Kara Miller writes in the Boston Globe about a striking demographic trend:

Author and journalist Jon Birger started to sense that there was something horribly wrong with dating when he was a senior writer at Fortune Magazine in the early 2000s. Normally, he covered markets: oil, agriculture, stocks. But at his workplace, Birger says, “I couldn’t help but notice that all the guys were either married like myself, or in long-term relationships. Whereas the women at Fortune — who I think I can safely say had more going for them than we guys did — they were disproportionately single.”

At first, he wondered if there was something strange about his workplace. But his wife, a lawyer, found her experience mirrored his. “Particularly if you live in a city like Boston or New York, you just know all these fabulous single women in their 30s and 40s who can’t seem to meet a half-decent guy,” he said.

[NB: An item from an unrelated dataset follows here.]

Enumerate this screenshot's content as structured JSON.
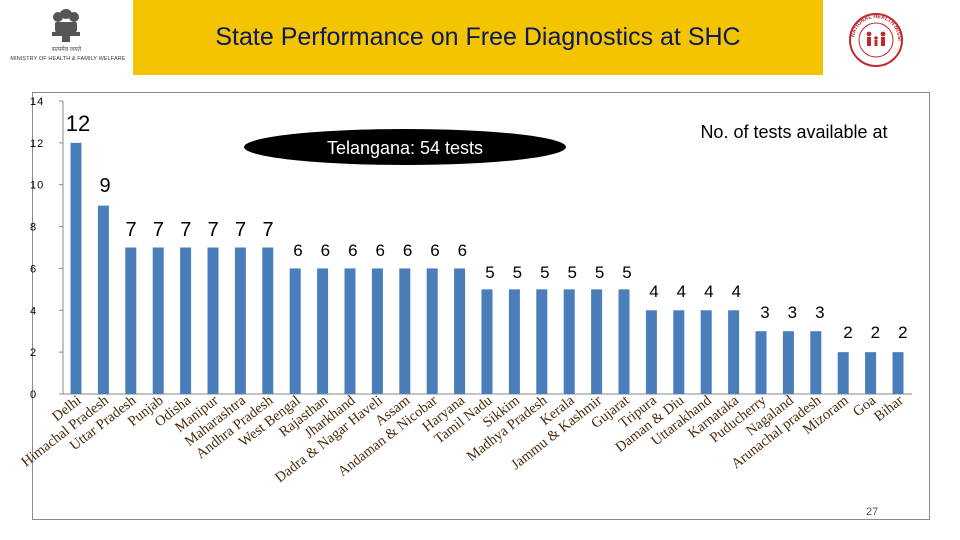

So Birger, who knew a strange market when he saw one, went hunting for data. At first, he thought this was a big-city problem. But, as it turned out, this wasn’t about jobs or about big cities. It was about college… women now outnumber men on college campuses. And not by a little. About 60 percent of US college students are now women; only 40 percent are men. The last time there was parity, Birger says, was back in the 1980s.

And the reality is that people who have college degrees tend to date other people with college degrees. But that tendency leads to a numerical mismatch, which, for both white-collar women and blue-collar men, can have profound consequences.